AR Eletrônica exige biometria e detecção de deepfake para certificados digitais

Por Tech Central - Redação Técnica de Tecnologia

A digitalização da emissão de certificados digitais atinge um novo patamar no Brasil com a regulamentação da Autoridade de Registro Eletrônica (AR Eletrônica) pelo Instituto Nacional de Tecnologia da Informação (ITI). O modelo, estabelecido pela Instrução Normativa 36, elimina a necessidade de interação presencial ou intervenção humana, transferindo todo o fluxo para aplicativos móveis. A operação da AR Eletrônica depende de autorização prévia do ITI e está inicialmente restrita a certificados para pessoa física, excluindo Pessoas Expostas Politicamente (PEPs) e autoridades do Judiciário e do Ministério Público, que devem utilizar outros métodos de identificação. A chave privada do certificado, um elemento de segurança crítica, deve ser gerada e armazenada exclusivamente por um Prestador de Serviço de Confiança (PSC) credenciado, reforçando a arquitetura de confiança da ICP-Brasil.
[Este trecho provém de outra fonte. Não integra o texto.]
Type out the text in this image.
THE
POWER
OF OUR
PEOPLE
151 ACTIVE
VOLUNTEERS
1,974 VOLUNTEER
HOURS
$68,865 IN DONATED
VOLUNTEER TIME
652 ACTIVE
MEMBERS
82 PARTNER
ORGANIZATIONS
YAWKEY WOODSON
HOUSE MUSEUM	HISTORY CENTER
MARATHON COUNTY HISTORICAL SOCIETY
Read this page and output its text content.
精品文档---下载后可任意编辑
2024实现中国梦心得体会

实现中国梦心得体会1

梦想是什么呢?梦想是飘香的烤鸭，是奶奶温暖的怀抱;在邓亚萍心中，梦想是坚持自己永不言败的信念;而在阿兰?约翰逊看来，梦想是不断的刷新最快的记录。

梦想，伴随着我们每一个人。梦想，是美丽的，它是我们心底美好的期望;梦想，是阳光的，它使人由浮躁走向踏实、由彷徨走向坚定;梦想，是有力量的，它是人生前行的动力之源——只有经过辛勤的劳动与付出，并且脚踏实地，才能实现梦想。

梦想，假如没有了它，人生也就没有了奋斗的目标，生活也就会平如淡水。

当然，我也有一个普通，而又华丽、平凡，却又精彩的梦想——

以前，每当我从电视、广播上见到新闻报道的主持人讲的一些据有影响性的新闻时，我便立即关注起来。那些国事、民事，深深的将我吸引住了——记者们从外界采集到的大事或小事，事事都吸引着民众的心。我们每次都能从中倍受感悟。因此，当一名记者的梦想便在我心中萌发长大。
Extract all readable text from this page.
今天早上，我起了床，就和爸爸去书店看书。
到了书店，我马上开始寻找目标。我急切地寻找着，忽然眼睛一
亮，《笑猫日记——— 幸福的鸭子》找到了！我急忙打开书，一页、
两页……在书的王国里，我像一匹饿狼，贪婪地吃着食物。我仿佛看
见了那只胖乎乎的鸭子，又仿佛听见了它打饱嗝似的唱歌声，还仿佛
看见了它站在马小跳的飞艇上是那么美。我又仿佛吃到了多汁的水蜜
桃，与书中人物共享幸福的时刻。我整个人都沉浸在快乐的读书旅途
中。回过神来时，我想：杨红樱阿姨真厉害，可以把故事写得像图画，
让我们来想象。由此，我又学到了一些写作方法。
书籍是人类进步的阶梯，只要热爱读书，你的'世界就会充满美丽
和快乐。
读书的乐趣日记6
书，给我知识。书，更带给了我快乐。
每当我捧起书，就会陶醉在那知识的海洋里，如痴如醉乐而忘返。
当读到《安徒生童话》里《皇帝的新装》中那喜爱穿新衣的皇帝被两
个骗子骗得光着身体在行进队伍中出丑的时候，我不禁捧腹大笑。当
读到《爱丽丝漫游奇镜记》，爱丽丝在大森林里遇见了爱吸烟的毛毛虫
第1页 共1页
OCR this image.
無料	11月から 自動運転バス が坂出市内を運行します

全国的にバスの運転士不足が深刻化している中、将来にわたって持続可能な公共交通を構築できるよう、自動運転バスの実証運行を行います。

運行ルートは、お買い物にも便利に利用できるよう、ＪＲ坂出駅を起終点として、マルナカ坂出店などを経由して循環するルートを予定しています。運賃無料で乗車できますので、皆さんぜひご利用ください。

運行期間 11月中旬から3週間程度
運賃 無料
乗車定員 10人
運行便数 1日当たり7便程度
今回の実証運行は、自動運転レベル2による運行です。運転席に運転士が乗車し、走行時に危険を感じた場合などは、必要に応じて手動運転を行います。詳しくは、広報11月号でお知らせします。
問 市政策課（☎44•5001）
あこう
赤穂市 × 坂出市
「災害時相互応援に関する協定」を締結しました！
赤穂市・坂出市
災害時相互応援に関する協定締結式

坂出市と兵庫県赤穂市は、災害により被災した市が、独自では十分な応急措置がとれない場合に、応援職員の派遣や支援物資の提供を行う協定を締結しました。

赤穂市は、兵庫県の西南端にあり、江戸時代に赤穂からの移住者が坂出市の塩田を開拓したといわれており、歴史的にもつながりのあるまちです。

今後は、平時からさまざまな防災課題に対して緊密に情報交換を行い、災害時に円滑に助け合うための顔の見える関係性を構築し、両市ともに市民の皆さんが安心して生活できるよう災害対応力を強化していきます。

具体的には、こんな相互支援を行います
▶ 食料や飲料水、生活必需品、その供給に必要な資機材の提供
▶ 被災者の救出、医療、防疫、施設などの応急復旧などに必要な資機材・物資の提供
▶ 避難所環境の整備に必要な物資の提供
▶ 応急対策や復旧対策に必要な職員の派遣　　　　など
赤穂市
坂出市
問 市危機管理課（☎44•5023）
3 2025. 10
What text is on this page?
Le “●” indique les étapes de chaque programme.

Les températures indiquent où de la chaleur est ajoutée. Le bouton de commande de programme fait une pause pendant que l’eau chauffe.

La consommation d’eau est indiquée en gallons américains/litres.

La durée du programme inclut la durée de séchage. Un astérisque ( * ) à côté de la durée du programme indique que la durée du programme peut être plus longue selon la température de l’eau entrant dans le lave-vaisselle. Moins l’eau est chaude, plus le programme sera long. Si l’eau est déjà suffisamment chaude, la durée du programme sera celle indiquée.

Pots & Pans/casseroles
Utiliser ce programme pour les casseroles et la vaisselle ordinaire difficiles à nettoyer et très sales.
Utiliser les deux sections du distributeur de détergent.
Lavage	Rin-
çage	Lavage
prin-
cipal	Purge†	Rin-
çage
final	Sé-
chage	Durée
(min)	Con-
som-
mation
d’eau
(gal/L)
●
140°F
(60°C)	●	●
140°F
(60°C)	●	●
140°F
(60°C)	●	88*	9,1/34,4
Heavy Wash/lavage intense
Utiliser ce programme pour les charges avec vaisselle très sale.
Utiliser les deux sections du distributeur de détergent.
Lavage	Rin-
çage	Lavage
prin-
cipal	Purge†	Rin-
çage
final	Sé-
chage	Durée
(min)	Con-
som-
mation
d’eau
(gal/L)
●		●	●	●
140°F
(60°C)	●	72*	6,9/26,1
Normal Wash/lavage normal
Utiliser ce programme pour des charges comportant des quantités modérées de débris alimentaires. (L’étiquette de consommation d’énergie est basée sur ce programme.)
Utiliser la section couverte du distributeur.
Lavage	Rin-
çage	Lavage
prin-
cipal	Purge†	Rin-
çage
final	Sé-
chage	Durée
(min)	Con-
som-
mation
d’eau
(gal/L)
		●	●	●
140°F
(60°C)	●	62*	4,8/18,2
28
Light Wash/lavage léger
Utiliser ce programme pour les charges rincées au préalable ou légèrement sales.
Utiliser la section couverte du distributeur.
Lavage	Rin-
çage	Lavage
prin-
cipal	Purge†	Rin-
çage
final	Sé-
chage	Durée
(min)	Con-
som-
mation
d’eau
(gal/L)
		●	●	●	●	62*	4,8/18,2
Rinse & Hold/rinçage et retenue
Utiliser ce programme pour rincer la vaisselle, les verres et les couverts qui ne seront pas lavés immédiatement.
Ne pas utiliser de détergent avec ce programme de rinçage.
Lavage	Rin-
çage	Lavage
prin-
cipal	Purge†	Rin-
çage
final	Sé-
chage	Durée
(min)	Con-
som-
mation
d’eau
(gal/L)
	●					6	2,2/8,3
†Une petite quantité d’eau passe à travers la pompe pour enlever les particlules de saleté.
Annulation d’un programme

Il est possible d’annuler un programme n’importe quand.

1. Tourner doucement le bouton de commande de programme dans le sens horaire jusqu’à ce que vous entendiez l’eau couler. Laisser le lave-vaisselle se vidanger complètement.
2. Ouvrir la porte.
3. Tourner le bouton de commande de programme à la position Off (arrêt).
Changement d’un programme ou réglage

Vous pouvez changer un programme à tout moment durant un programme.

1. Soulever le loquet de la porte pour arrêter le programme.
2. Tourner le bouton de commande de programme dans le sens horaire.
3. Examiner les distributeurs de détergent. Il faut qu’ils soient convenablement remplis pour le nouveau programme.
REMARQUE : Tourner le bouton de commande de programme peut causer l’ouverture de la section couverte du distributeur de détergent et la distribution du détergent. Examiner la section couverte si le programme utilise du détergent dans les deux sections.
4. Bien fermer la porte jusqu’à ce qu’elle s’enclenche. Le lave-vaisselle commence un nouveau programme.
Autenticação Biométrica e Validação Automatizada

O cerne do processo da AR Eletrônica reside em um rigoroso protocolo de validação automática de identidade. A emissão do certificado só é autorizada após uma validação biométrica que atinja um nível de “altíssima probabilidade” de correspondência. Essa verificação é feita cruzando os dados biométricos fornecidos pelo usuário em tempo real com as bases oficiais da Carteira de Identidade Nacional (CIN), Identificação Civil Nacional (ICN), Carteira Nacional de Habilitação (CNH) e o próprio sistema biométrico da ICP-Brasil. Essa abordagem múltipla visa criar uma cadeia de confiança digital robusta e baseada em fontes primárias do governo.

Mecanismos de Detecção de Fraude (Liveness e Deepfake)

Para mitigar ameaças modernas de falsificação de identidade, a regulamentação impõe requisitos tecnológicos avançados. Os aplicativos da AR Eletrônica são obrigados a incorporar mecanismos de detecção de vivacidade (liveness). Esses sistemas são projetados para identificar tentativas de fraude que utilizem fotografias estáticas, vídeos pré-gravados ou deepfakes sofisticados, assegurando que a interação biométrica seja realizada por uma pessoa física real e presente no momento da solicitação. A integridade do dispositivo móvel do usuário também passa por verificações para detectar possíveis comprometimentos de segurança.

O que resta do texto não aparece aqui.